Consider also these paths that use predicate in:

-- Path 6: locations that include France or Germany.
@.locations?( @.country in ("France", "Germany") )

-- Path 7: locations that do NOT include France or Germany.
@.locations?( !(@.country in ("France", "Germany")) )

-- Path 8: locations that have one or more countries, NONE of which is France or Germany.
@.locations?( exists(@.country)
              &&
              !(@.country in ("France", "Germany")) )
  • Path 6 returns the documents for customers A, B, and C, because their locations array has a country field whose value is in the set ("France", "Germany") — "France" for A and C, "Germany" for B.

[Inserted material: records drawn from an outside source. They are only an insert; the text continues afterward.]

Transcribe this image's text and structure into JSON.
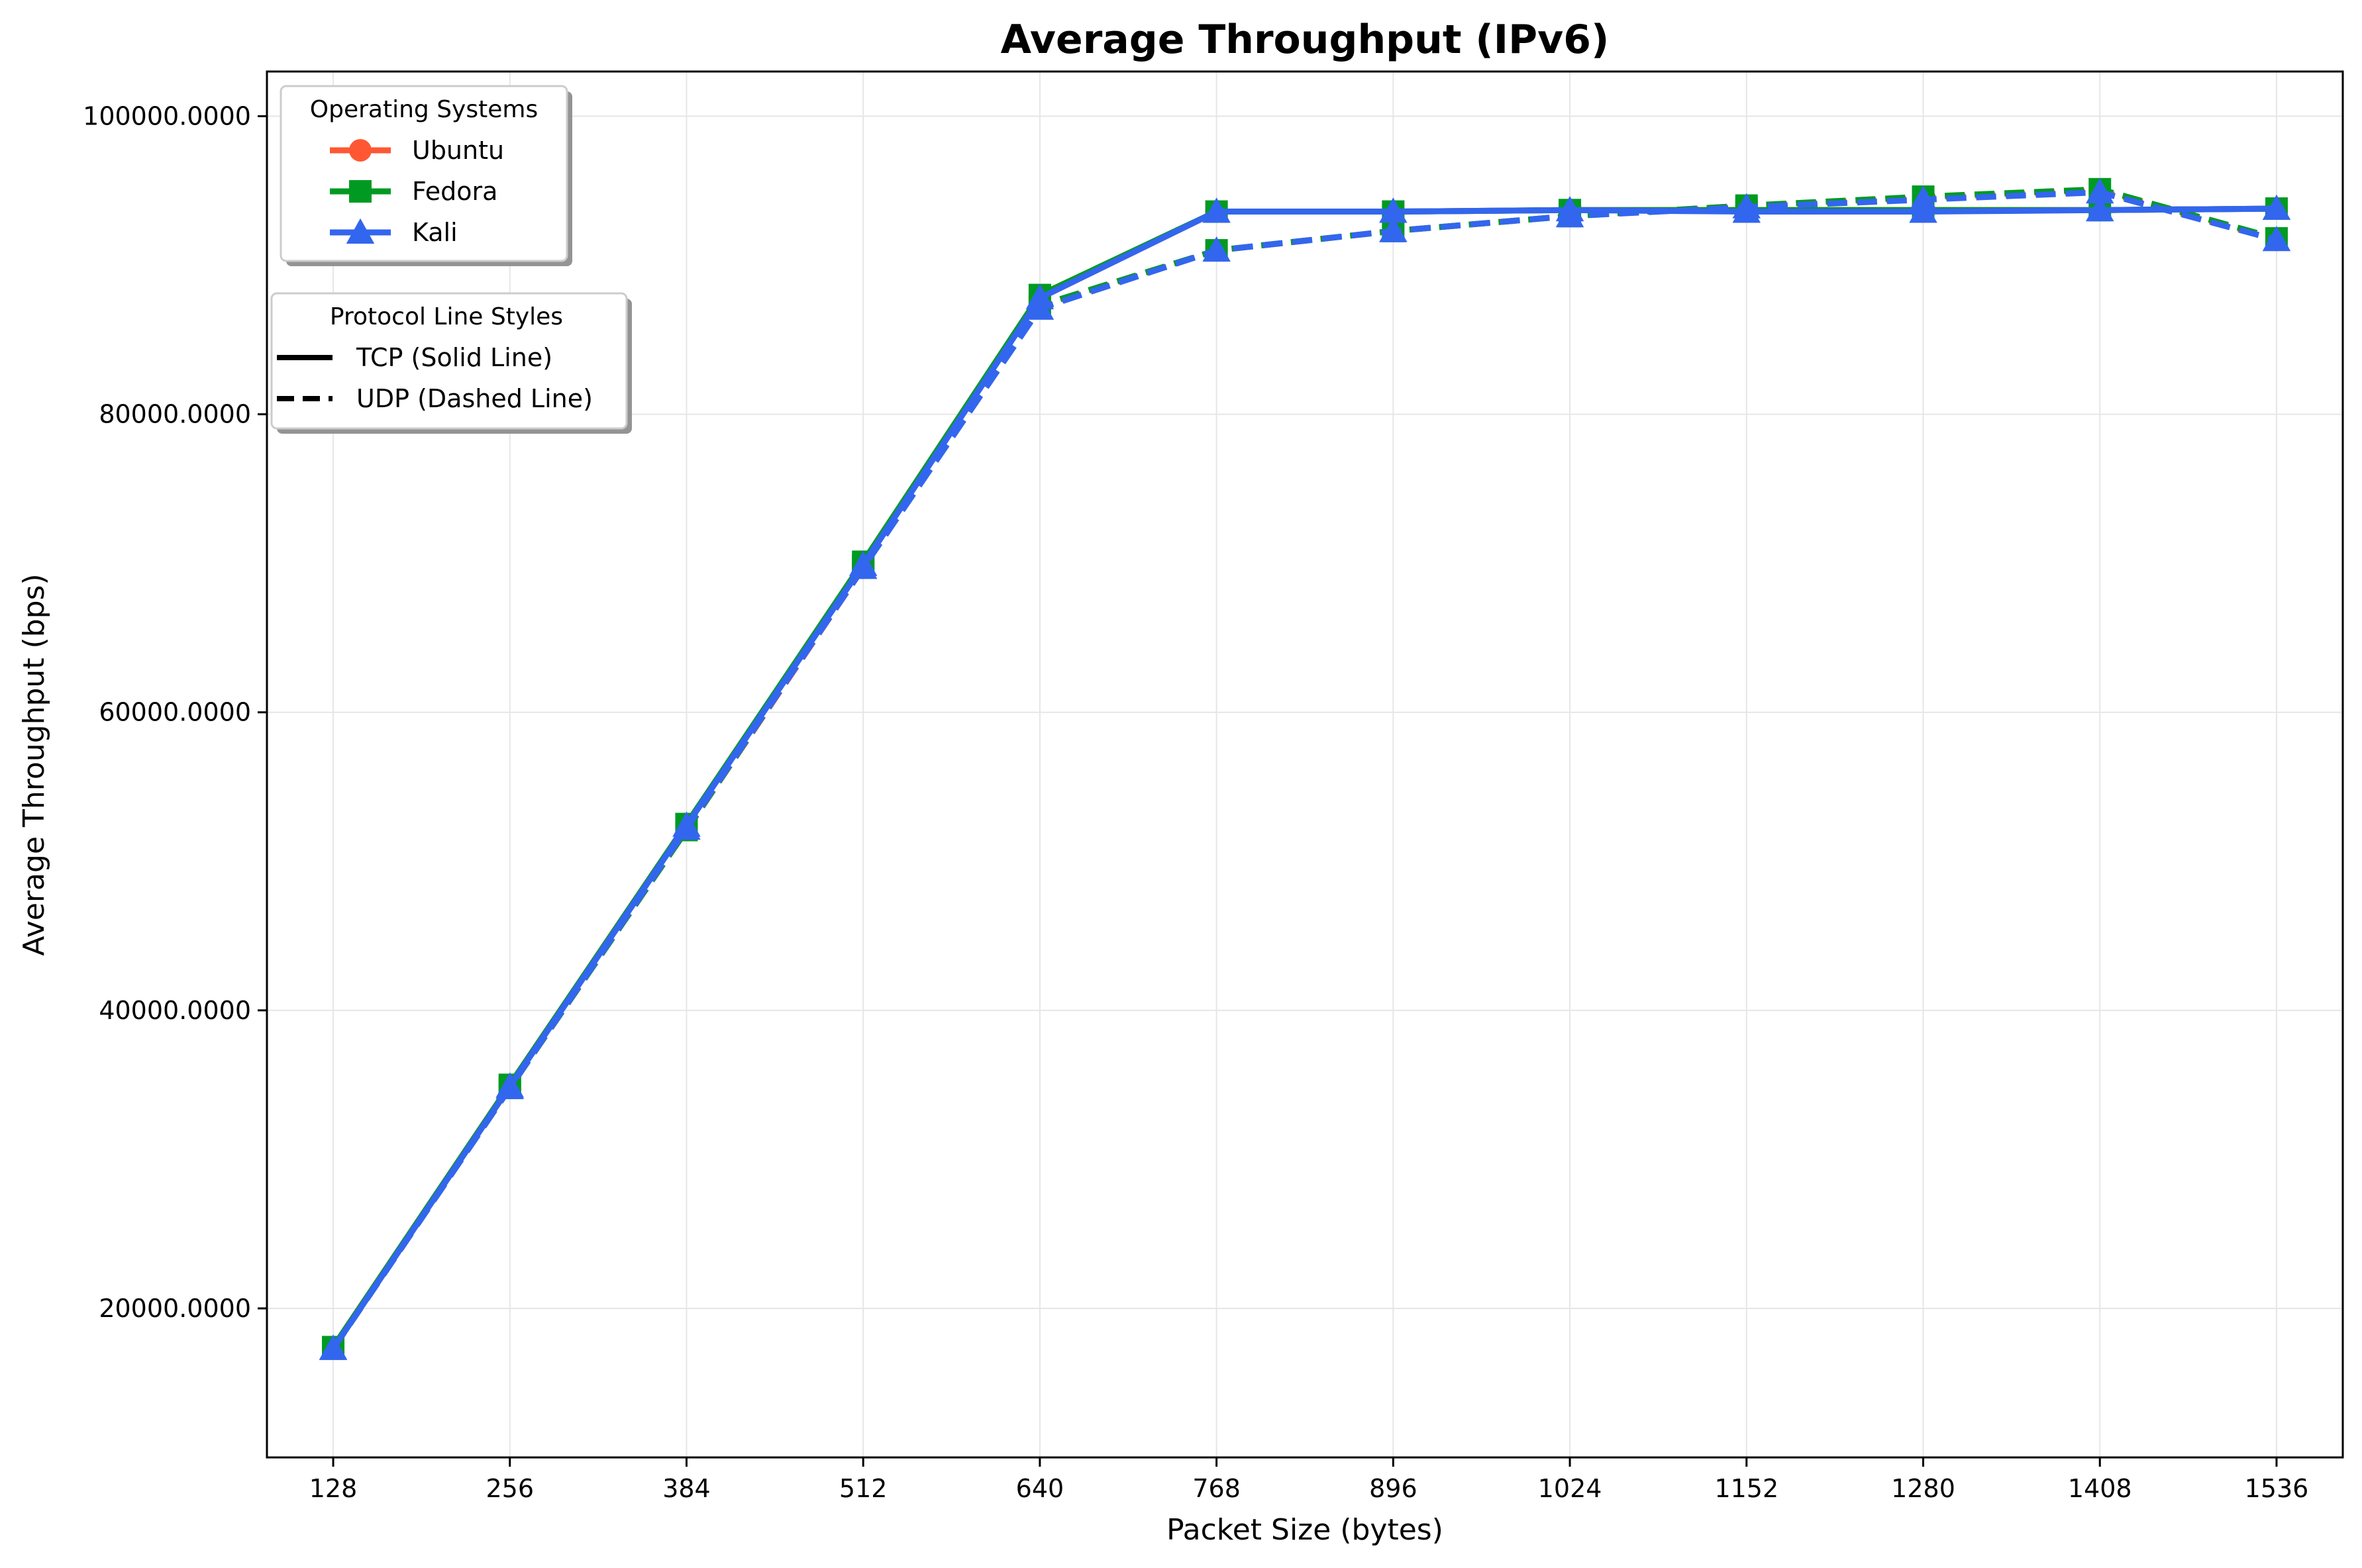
{
  "chart_data": {
    "type": "line",
    "title": "Average Throughput (IPv6)",
    "xlabel": "Packet Size (bytes)",
    "ylabel": "Average Throughput (bps)",
    "x": [
      128,
      256,
      384,
      512,
      640,
      768,
      896,
      1024,
      1152,
      1280,
      1408,
      1536
    ],
    "x_tick_labels": [
      "128",
      "256",
      "384",
      "512",
      "640",
      "768",
      "896",
      "1024",
      "1152",
      "1280",
      "1408",
      "1536"
    ],
    "ylim": [
      10000,
      103000
    ],
    "y_ticks": [
      20000,
      40000,
      60000,
      80000,
      100000
    ],
    "y_tick_labels": [
      "20000.0000",
      "40000.0000",
      "60000.0000",
      "80000.0000",
      "100000.0000"
    ],
    "grid": true,
    "series": [
      {
        "name": "Ubuntu",
        "protocol": "TCP",
        "color": "#ff5733",
        "marker": "circle",
        "style": "solid",
        "values": [
          17400,
          35000,
          52500,
          70000,
          87800,
          93600,
          93600,
          93700,
          93700,
          93700,
          93700,
          93800
        ]
      },
      {
        "name": "Ubuntu",
        "protocol": "UDP",
        "color": "#ff5733",
        "marker": "circle",
        "style": "dashed",
        "values": [
          17300,
          34800,
          52100,
          69700,
          87200,
          91000,
          92300,
          93300,
          94000,
          94500,
          95000,
          91700
        ]
      },
      {
        "name": "Fedora",
        "protocol": "TCP",
        "color": "#009a22",
        "marker": "square",
        "style": "solid",
        "values": [
          17400,
          35000,
          52500,
          70100,
          88000,
          93600,
          93600,
          93700,
          93700,
          93700,
          93700,
          93800
        ]
      },
      {
        "name": "Fedora",
        "protocol": "UDP",
        "color": "#009a22",
        "marker": "square",
        "style": "dashed",
        "values": [
          17300,
          34800,
          52100,
          69800,
          87300,
          91000,
          92300,
          93300,
          94000,
          94600,
          95100,
          91800
        ]
      },
      {
        "name": "Kali",
        "protocol": "TCP",
        "color": "#3366ee",
        "marker": "triangle",
        "style": "solid",
        "values": [
          17300,
          34900,
          52400,
          69900,
          87800,
          93600,
          93600,
          93700,
          93600,
          93600,
          93700,
          93800
        ]
      },
      {
        "name": "Kali",
        "protocol": "UDP",
        "color": "#3366ee",
        "marker": "triangle",
        "style": "dashed",
        "values": [
          17300,
          34800,
          52200,
          69700,
          87100,
          91000,
          92300,
          93300,
          93900,
          94400,
          94900,
          91700
        ]
      }
    ],
    "legend_os": {
      "title": "Operating Systems",
      "placement": "top-left",
      "entries": [
        {
          "label": "Ubuntu",
          "color": "#ff5733",
          "marker": "circle"
        },
        {
          "label": "Fedora",
          "color": "#009a22",
          "marker": "square"
        },
        {
          "label": "Kali",
          "color": "#3366ee",
          "marker": "triangle"
        }
      ]
    },
    "legend_protocol": {
      "title": "Protocol Line Styles",
      "placement": "upper-left",
      "entries": [
        {
          "label": "TCP (Solid Line)",
          "style": "solid"
        },
        {
          "label": "UDP (Dashed Line)",
          "style": "dashed"
        }
      ]
    }
  }
}
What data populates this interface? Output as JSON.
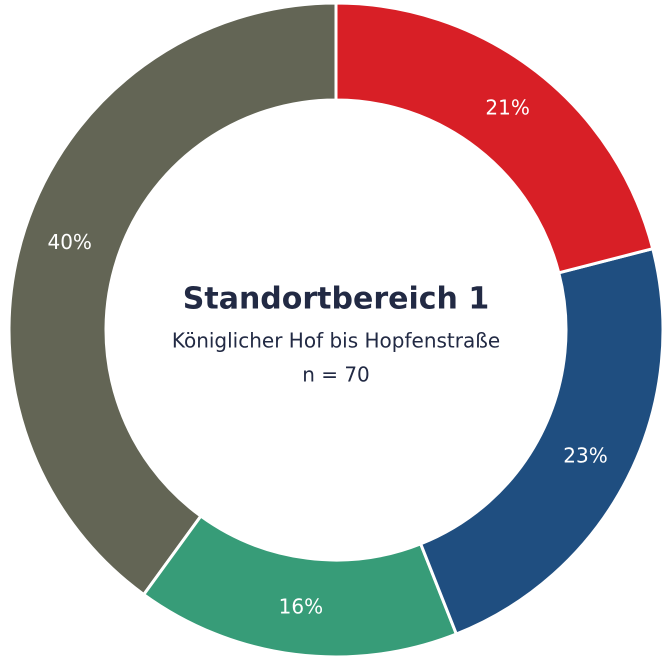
{
  "chart_data": {
    "type": "donut",
    "title": "Standortbereich 1",
    "subtitle": "Königlicher Hof bis Hopfenstraße",
    "annotation": "n = 70",
    "categories": [
      null,
      null,
      null,
      null
    ],
    "values": [
      21,
      23,
      16,
      40
    ],
    "value_labels": [
      "21%",
      "23%",
      "16%",
      "40%"
    ],
    "colors": [
      "#d81f26",
      "#1f4e80",
      "#379c78",
      "#636555"
    ]
  }
}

  • Path 7 excludes documents for customers in France and Germany. It returns the documents for customer D, which is located only in Spain, and customer E, which has an empty locations array. It doesn't return the document for customer F because it has no locations field.

  • Path 8 returns only the document for customer D. Documents for customers A, B, and C are excluded because they have a location in France or Germany. The document for customer E is excluded because it has no country field, and the document for customer F is excluded because it has no locations field.



Footnote Legend

Footnote 1: The to in a range specification is sometimes informally called the array slice operator.
Footnote 2: Filter conditions and filter expressions are sometimes referred to informally as "predicates". But a filter condition is actually the application of a predicate to its arguments.
Footnote 3: An in condition with a singleton value list is equivalent to a single equality comparison. For example, @.z in ("a") is equivalent to @.z == "a". An in condition with no values (for example @.z in ()) is unmatchable.
Footnote 4: An empty value list (no values or variables) does not raise an error, but it also is never matched.
Footnote 5: != is an Oracle alias for the SQL/JSON standard comparison predicate <>.